Neste vale estão construídas «muitas casas solarengas ou de grande lavoura edificadas sobre as colinas, nos cômoros pouco elevados à margem das ribeiras e donde se avistam aldeias inteiras, varadas de ladridos de cães, do chiar dos carros que avançam como esculpidos em lama seca».
E o narrador prossegue identificando «uma dessas casas» como sendo a casa de família de Albano, e onde se desenrolam vários momentos deste enredo. Neste excerto Albano visita Portugal vindo do Brasil, no mês de Maio de 1912. A casa, com «um correr de janelas de guilhotina, quadradas e pouco maiores que a boca duma rasa, aparecia, sem ornamentos além dum pé de vinha na sacada pavimentada de lousa, num pequeno cimo terraplanado nas suas eiras, quinteiros e tanques agaloados de velhos renques de tulipas; fazia um pouco de vento e era nessa hora, bela entre todas, em que escurece o sol de Maio e as cerejas negras parecem gotas de sangue coagulado nos ramos».
Situa-se no Porto, na Rua de Costa Cabral, a casa da excêntrica tia de Albano, Ana Maria, e mãe de quatro filhas, a mais velha Glaura, que «teve longa vida e terá de ser uma personagem central desta história». A casa onde viviam aparece descrita como uma quinta de recreio de três pisos e que «estava revestida de dez mil e seis azulejos verdes, nem menos um; possuía preciosas esquadrias fenestrais de cantaria, e creio que quatro urnas flamínias animavam o seu frontispício». Esta casa seria mais tarde arrendada a cônsules americanos.

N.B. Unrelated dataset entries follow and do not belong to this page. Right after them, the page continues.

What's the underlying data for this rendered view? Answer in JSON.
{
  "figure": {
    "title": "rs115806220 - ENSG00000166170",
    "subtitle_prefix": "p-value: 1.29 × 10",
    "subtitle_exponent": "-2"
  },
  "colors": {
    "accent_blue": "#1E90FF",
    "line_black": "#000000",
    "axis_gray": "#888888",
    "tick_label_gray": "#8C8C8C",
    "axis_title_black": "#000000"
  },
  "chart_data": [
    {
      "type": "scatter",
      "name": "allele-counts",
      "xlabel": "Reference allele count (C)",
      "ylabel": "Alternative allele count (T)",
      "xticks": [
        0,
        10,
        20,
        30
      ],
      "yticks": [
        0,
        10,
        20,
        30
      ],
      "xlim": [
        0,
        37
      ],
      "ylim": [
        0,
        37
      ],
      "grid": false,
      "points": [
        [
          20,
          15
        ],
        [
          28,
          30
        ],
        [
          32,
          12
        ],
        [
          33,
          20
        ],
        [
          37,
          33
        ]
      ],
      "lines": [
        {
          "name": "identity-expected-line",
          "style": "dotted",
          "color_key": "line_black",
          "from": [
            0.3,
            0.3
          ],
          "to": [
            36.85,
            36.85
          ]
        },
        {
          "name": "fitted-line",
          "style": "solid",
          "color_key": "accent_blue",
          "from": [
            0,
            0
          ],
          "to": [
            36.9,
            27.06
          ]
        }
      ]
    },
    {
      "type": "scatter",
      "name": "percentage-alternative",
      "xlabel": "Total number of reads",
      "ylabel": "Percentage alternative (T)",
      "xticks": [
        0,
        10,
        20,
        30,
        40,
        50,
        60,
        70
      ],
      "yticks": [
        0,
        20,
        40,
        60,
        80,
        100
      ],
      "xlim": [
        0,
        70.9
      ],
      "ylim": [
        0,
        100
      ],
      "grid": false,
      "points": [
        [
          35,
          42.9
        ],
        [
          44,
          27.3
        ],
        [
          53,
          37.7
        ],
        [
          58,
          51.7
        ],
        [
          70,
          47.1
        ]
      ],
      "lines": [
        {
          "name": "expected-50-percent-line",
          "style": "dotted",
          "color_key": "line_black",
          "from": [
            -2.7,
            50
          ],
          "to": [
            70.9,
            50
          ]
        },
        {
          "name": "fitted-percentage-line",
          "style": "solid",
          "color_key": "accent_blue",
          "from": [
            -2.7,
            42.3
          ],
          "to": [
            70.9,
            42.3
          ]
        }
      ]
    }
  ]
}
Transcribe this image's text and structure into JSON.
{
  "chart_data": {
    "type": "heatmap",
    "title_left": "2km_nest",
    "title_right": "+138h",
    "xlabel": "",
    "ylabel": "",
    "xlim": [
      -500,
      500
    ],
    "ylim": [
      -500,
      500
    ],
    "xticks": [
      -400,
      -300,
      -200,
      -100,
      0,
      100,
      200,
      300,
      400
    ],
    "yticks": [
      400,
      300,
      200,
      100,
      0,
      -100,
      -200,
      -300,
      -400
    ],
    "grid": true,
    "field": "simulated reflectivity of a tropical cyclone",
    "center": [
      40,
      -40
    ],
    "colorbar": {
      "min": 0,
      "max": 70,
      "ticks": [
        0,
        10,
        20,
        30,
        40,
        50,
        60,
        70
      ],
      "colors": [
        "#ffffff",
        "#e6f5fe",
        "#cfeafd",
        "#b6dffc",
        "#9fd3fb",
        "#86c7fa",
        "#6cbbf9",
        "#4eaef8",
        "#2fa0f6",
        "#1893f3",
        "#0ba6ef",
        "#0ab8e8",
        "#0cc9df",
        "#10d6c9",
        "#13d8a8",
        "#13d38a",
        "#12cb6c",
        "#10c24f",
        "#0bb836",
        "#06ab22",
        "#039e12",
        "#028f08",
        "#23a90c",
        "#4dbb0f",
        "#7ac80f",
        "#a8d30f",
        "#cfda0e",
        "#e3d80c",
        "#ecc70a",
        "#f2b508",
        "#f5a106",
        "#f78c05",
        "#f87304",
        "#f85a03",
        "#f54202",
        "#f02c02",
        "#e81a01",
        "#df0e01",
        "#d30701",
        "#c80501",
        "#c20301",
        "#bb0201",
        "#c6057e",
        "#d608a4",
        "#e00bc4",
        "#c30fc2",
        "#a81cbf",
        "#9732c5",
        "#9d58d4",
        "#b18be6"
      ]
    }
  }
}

O casal Clemente, filho de Ana Maria, e Arminda vivia numa casa na Rua Formosa, sob a protecção do tio de Clemente, Albano, que os recebeu num prédio onde instalara um clube de jogo «recamado de espelhos, de colunas de gesso, de mármores negros desde as barbearias aos bufetes». Clemente e Arminda ficaram nesta casa por «empréstimo», «sem futuro determinado», embora Clemente procurasse um futuro nas letras.
Nos dois romances seguintes, que completam esta trilogia, acompanhamos o desenrolar da vida destas personagens, e de outras que vão surgindo, nestes e noutros locais.